Which is not to say, say, that Morgan should have been on the football team or that Clark should be there in basketball. Mu’s fate, determined by the cruelty of track tryouts with no second chances, is simpler. The decisions with Morgan and Clark were made on athletic merit. There’s cruelty in that, too.

“It was a tough decision, obviously, especially given Alex’s history and track record with this team,” Hayes said on a conference call with reporters. “But I felt like I wanted to go in a different direction.”

This direction is clearly younger. Morgan, mother of a 4-year-old daughter, turns 35 next week. She is returning from a 2023 World Cup in which she started all four of the United States’ games and did not score. Hayes, a Londoner, is here not only because the Americans failed to reach the World Cup quarterfinals for the first time. She’s here because – after a bronze medal at the Tokyo Games and last year’s failures in New Zealand and Australia – the program needed a reboot.

This is the complete opposite of what the women’s basketball team was looking for. Women’s basketball players have won all seven Olympic gold medals since the 1996 Atlanta Games.
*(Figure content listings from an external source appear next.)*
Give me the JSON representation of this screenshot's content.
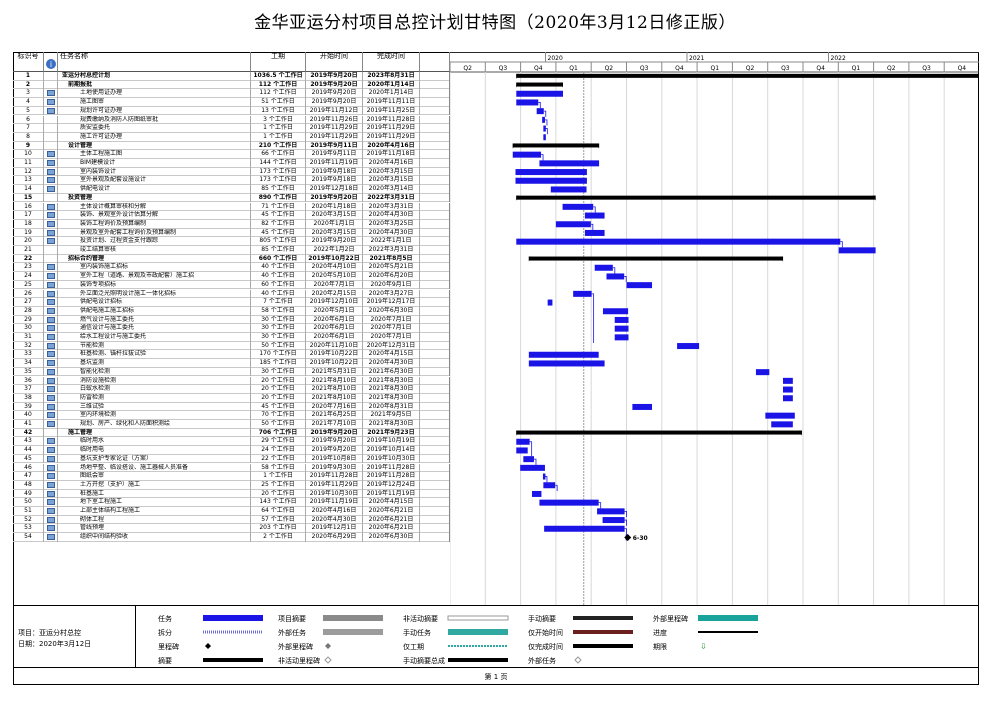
{
  "title": "金华亚运分村项目总控计划甘特图（2020年3月12日修正版）",
  "table_headers": {
    "id": "标识号",
    "info": "i",
    "name": "任务名称",
    "duration": "工期",
    "start": "开始时间",
    "finish": "完成时间"
  },
  "timeline": {
    "years": [
      "2020",
      "2021",
      "2022"
    ],
    "quarters": [
      "Q2",
      "Q3",
      "Q4",
      "Q1",
      "Q2",
      "Q3",
      "Q4",
      "Q1",
      "Q2",
      "Q3",
      "Q4",
      "Q1",
      "Q2",
      "Q3",
      "Q4"
    ]
  },
  "tasks": [
    {
      "id": "1",
      "name": "亚运分村总控计划",
      "duration": "1036.5 个工作日",
      "start": "2019年9月20日",
      "finish": "2023年8月31日",
      "summary": true,
      "icon": false
    },
    {
      "id": "2",
      "name": "前期报批",
      "duration": "112 个工作日",
      "start": "2019年9月20日",
      "finish": "2020年1月14日",
      "summary": true,
      "icon": false
    },
    {
      "id": "3",
      "name": "土地使用证办理",
      "duration": "112 个工作日",
      "start": "2019年9月20日",
      "finish": "2020年1月14日",
      "summary": false,
      "icon": true
    },
    {
      "id": "4",
      "name": "施工图审",
      "duration": "51 个工作日",
      "start": "2019年9月20日",
      "finish": "2019年11月11日",
      "summary": false,
      "icon": true
    },
    {
      "id": "5",
      "name": "规划许可证办理",
      "duration": "13 个工作日",
      "start": "2019年11月12日",
      "finish": "2019年11月25日",
      "summary": false,
      "icon": true
    },
    {
      "id": "6",
      "name": "规费缴纳及消防人防图纸审批",
      "duration": "3 个工作日",
      "start": "2019年11月26日",
      "finish": "2019年11月28日",
      "summary": false,
      "icon": false
    },
    {
      "id": "7",
      "name": "质安监委托",
      "duration": "1 个工作日",
      "start": "2019年11月29日",
      "finish": "2019年11月29日",
      "summary": false,
      "icon": false
    },
    {
      "id": "8",
      "name": "施工许可证办理",
      "duration": "1 个工作日",
      "start": "2019年11月29日",
      "finish": "2019年11月29日",
      "summary": false,
      "icon": false
    },
    {
      "id": "9",
      "name": "设计管理",
      "duration": "210 个工作日",
      "start": "2019年9月11日",
      "finish": "2020年4月16日",
      "summary": true,
      "icon": false
    },
    {
      "id": "10",
      "name": "主体工程施工图",
      "duration": "66 个工作日",
      "start": "2019年9月11日",
      "finish": "2019年11月18日",
      "summary": false,
      "icon": true
    },
    {
      "id": "11",
      "name": "BIM建模设计",
      "duration": "144 个工作日",
      "start": "2019年11月19日",
      "finish": "2020年4月16日",
      "summary": false,
      "icon": true
    },
    {
      "id": "12",
      "name": "室内装饰设计",
      "duration": "173 个工作日",
      "start": "2019年9月18日",
      "finish": "2020年3月15日",
      "summary": false,
      "icon": true
    },
    {
      "id": "13",
      "name": "室外景观及配套设施设计",
      "duration": "173 个工作日",
      "start": "2019年9月18日",
      "finish": "2020年3月15日",
      "summary": false,
      "icon": true
    },
    {
      "id": "14",
      "name": "供配电设计",
      "duration": "85 个工作日",
      "start": "2019年12月18日",
      "finish": "2020年3月14日",
      "summary": false,
      "icon": true
    },
    {
      "id": "15",
      "name": "投资管理",
      "duration": "890 个工作日",
      "start": "2019年9月20日",
      "finish": "2022年3月31日",
      "summary": true,
      "icon": false
    },
    {
      "id": "16",
      "name": "主体设计概算审核和分解",
      "duration": "71 个工作日",
      "start": "2020年1月18日",
      "finish": "2020年3月31日",
      "summary": false,
      "icon": true
    },
    {
      "id": "17",
      "name": "装饰、景观室外设计估算分解",
      "duration": "45 个工作日",
      "start": "2020年3月15日",
      "finish": "2020年4月30日",
      "summary": false,
      "icon": true
    },
    {
      "id": "18",
      "name": "装饰工程询价及预算编制",
      "duration": "82 个工作日",
      "start": "2020年1月1日",
      "finish": "2020年3月25日",
      "summary": false,
      "icon": true
    },
    {
      "id": "19",
      "name": "景观及室外配套工程询价及预算编制",
      "duration": "45 个工作日",
      "start": "2020年3月15日",
      "finish": "2020年4月30日",
      "summary": false,
      "icon": true
    },
    {
      "id": "20",
      "name": "投资计划、过程资金支付跟踪",
      "duration": "805 个工作日",
      "start": "2019年9月20日",
      "finish": "2022年1月1日",
      "summary": false,
      "icon": true
    },
    {
      "id": "21",
      "name": "竣工结算审核",
      "duration": "85 个工作日",
      "start": "2022年1月2日",
      "finish": "2022年3月31日",
      "summary": false,
      "icon": false
    },
    {
      "id": "22",
      "name": "招标合约管理",
      "duration": "660 个工作日",
      "start": "2019年10月22日",
      "finish": "2021年8月5日",
      "summary": true,
      "icon": false
    },
    {
      "id": "23",
      "name": "室内装饰施工招标",
      "duration": "40 个工作日",
      "start": "2020年4月10日",
      "finish": "2020年5月21日",
      "summary": false,
      "icon": true
    },
    {
      "id": "24",
      "name": "室外工程（道路、景观及市政配套）施工招",
      "duration": "40 个工作日",
      "start": "2020年5月10日",
      "finish": "2020年6月20日",
      "summary": false,
      "icon": true
    },
    {
      "id": "25",
      "name": "装饰专项招标",
      "duration": "60 个工作日",
      "start": "2020年7月1日",
      "finish": "2020年9月1日",
      "summary": false,
      "icon": true
    },
    {
      "id": "26",
      "name": "外立面泛光照明设计施工一体化招标",
      "duration": "40 个工作日",
      "start": "2020年2月15日",
      "finish": "2020年3月27日",
      "summary": false,
      "icon": true
    },
    {
      "id": "27",
      "name": "供配电设计招标",
      "duration": "7 个工作日",
      "start": "2019年12月10日",
      "finish": "2019年12月17日",
      "summary": false,
      "icon": true
    },
    {
      "id": "28",
      "name": "供配电施工施工招标",
      "duration": "58 个工作日",
      "start": "2020年5月1日",
      "finish": "2020年6月30日",
      "summary": false,
      "icon": true
    },
    {
      "id": "29",
      "name": "燃气设计与施工委托",
      "duration": "30 个工作日",
      "start": "2020年6月1日",
      "finish": "2020年7月1日",
      "summary": false,
      "icon": true
    },
    {
      "id": "30",
      "name": "通信设计与施工委托",
      "duration": "30 个工作日",
      "start": "2020年6月1日",
      "finish": "2020年7月1日",
      "summary": false,
      "icon": true
    },
    {
      "id": "31",
      "name": "给水工程设计与施工委托",
      "duration": "30 个工作日",
      "start": "2020年6月1日",
      "finish": "2020年7月1日",
      "summary": false,
      "icon": true
    },
    {
      "id": "32",
      "name": "节能检测",
      "duration": "50 个工作日",
      "start": "2020年11月10日",
      "finish": "2020年12月31日",
      "summary": false,
      "icon": true
    },
    {
      "id": "33",
      "name": "桩基检测、锚杆拉拔试验",
      "duration": "170 个工作日",
      "start": "2019年10月22日",
      "finish": "2020年4月15日",
      "summary": false,
      "icon": true
    },
    {
      "id": "34",
      "name": "基坑监测",
      "duration": "185 个工作日",
      "start": "2019年10月22日",
      "finish": "2020年4月30日",
      "summary": false,
      "icon": true
    },
    {
      "id": "35",
      "name": "智能化检测",
      "duration": "30 个工作日",
      "start": "2021年5月31日",
      "finish": "2021年6月30日",
      "summary": false,
      "icon": true
    },
    {
      "id": "36",
      "name": "消防设施检测",
      "duration": "20 个工作日",
      "start": "2021年8月10日",
      "finish": "2021年8月30日",
      "summary": false,
      "icon": true
    },
    {
      "id": "37",
      "name": "白蚁水检测",
      "duration": "20 个工作日",
      "start": "2021年8月10日",
      "finish": "2021年8月30日",
      "summary": false,
      "icon": true
    },
    {
      "id": "38",
      "name": "防雷检测",
      "duration": "20 个工作日",
      "start": "2021年8月10日",
      "finish": "2021年8月30日",
      "summary": false,
      "icon": true
    },
    {
      "id": "39",
      "name": "三维试验",
      "duration": "45 个工作日",
      "start": "2020年7月16日",
      "finish": "2020年8月31日",
      "summary": false,
      "icon": true
    },
    {
      "id": "40",
      "name": "室内环境检测",
      "duration": "70 个工作日",
      "start": "2021年6月25日",
      "finish": "2021年9月5日",
      "summary": false,
      "icon": true
    },
    {
      "id": "41",
      "name": "规划、房产、绿化和人防面积测绘",
      "duration": "50 个工作日",
      "start": "2021年7月10日",
      "finish": "2021年8月30日",
      "summary": false,
      "icon": true
    },
    {
      "id": "42",
      "name": "施工管理",
      "duration": "706 个工作日",
      "start": "2019年9月20日",
      "finish": "2021年9月23日",
      "summary": true,
      "icon": false
    },
    {
      "id": "43",
      "name": "临时用水",
      "duration": "29 个工作日",
      "start": "2019年9月20日",
      "finish": "2019年10月19日",
      "summary": false,
      "icon": true
    },
    {
      "id": "44",
      "name": "临时用电",
      "duration": "24 个工作日",
      "start": "2019年9月20日",
      "finish": "2019年10月14日",
      "summary": false,
      "icon": true
    },
    {
      "id": "45",
      "name": "基坑支护专家论证（方案）",
      "duration": "22 个工作日",
      "start": "2019年10月8日",
      "finish": "2019年10月30日",
      "summary": false,
      "icon": true
    },
    {
      "id": "46",
      "name": "场地平整、临设搭设、施工器械人员准备",
      "duration": "58 个工作日",
      "start": "2019年9月30日",
      "finish": "2019年11月28日",
      "summary": false,
      "icon": true
    },
    {
      "id": "47",
      "name": "图纸会审",
      "duration": "1 个工作日",
      "start": "2019年11月28日",
      "finish": "2019年11月28日",
      "summary": false,
      "icon": true
    },
    {
      "id": "48",
      "name": "土方开挖（支护）施工",
      "duration": "25 个工作日",
      "start": "2019年11月29日",
      "finish": "2019年12月24日",
      "summary": false,
      "icon": true
    },
    {
      "id": "49",
      "name": "桩基施工",
      "duration": "20 个工作日",
      "start": "2019年10月30日",
      "finish": "2019年11月19日",
      "summary": false,
      "icon": true
    },
    {
      "id": "50",
      "name": "地下室工程施工",
      "duration": "143 个工作日",
      "start": "2019年11月19日",
      "finish": "2020年4月15日",
      "summary": false,
      "icon": true
    },
    {
      "id": "51",
      "name": "上部主体结构工程施工",
      "duration": "64 个工作日",
      "start": "2020年4月16日",
      "finish": "2020年6月21日",
      "summary": false,
      "icon": true
    },
    {
      "id": "52",
      "name": "砌体工程",
      "duration": "57 个工作日",
      "start": "2020年4月30日",
      "finish": "2020年6月21日",
      "summary": false,
      "icon": true
    },
    {
      "id": "53",
      "name": "管线预埋",
      "duration": "203 个工作日",
      "start": "2019年12月1日",
      "finish": "2020年6月21日",
      "summary": false,
      "icon": true
    },
    {
      "id": "54",
      "name": "组织中间结构验收",
      "duration": "2 个工作日",
      "start": "2020年6月29日",
      "finish": "2020年6月30日",
      "summary": false,
      "icon": true
    }
  ],
  "milestone_label": "6-30",
  "legend": {
    "project_label": "项目：亚运分村总控",
    "date_label": "日期：2020年3月12日",
    "items": [
      [
        "任务",
        "拆分",
        "里程碑",
        "摘要"
      ],
      [
        "项目摘要",
        "外部任务",
        "外部里程碑",
        "非活动里程碑"
      ],
      [
        "非活动摘要",
        "手动任务",
        "仅工期",
        "手动摘要总成"
      ],
      [
        "手动摘要",
        "仅开始时间",
        "仅完成时间",
        "外部任务"
      ],
      [
        "外部里程碑",
        "进度",
        "期限",
        ""
      ]
    ]
  },
  "footer": "第 1 页",
  "colors": {
    "bar": "#1a14e6",
    "summary": "#000000",
    "grid": "#d8d8d8",
    "teal": "#1aa39a",
    "split": "#6b6bd6"
  }
}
This year’s roster not only includes 42-year-old point guard Diana Taurasi, seeking her sixth gold medal, but also six other members of the victorious team in Tokyo.

“Good perspective and continuity are very important things,” USA Basketball CEO Jim Tooley told The Associated Press, “and that’s why we’ve been successful in the Olympics.”

The football team approach: It’s broken, so let’s fix it. The basketball team approach: It’s not broken, so what’s left to fix?

The question is whether these tactics work.

There will be plenty to watch in Paris. The unheralded Biles will return to the gymnastics competition that tortured her so much in Tokyo. Ledecky will be back in the pool at her fourth Olympics, looking to add to her seven gold medals. Lyles will preen on the track, looking for her gold in the marquee sprint races.

But the American team that will boat down the Seine for the opening ceremonies will be without some of its most recognizable faces. This might not help attract viewers. But if it ends in more medals, who cares?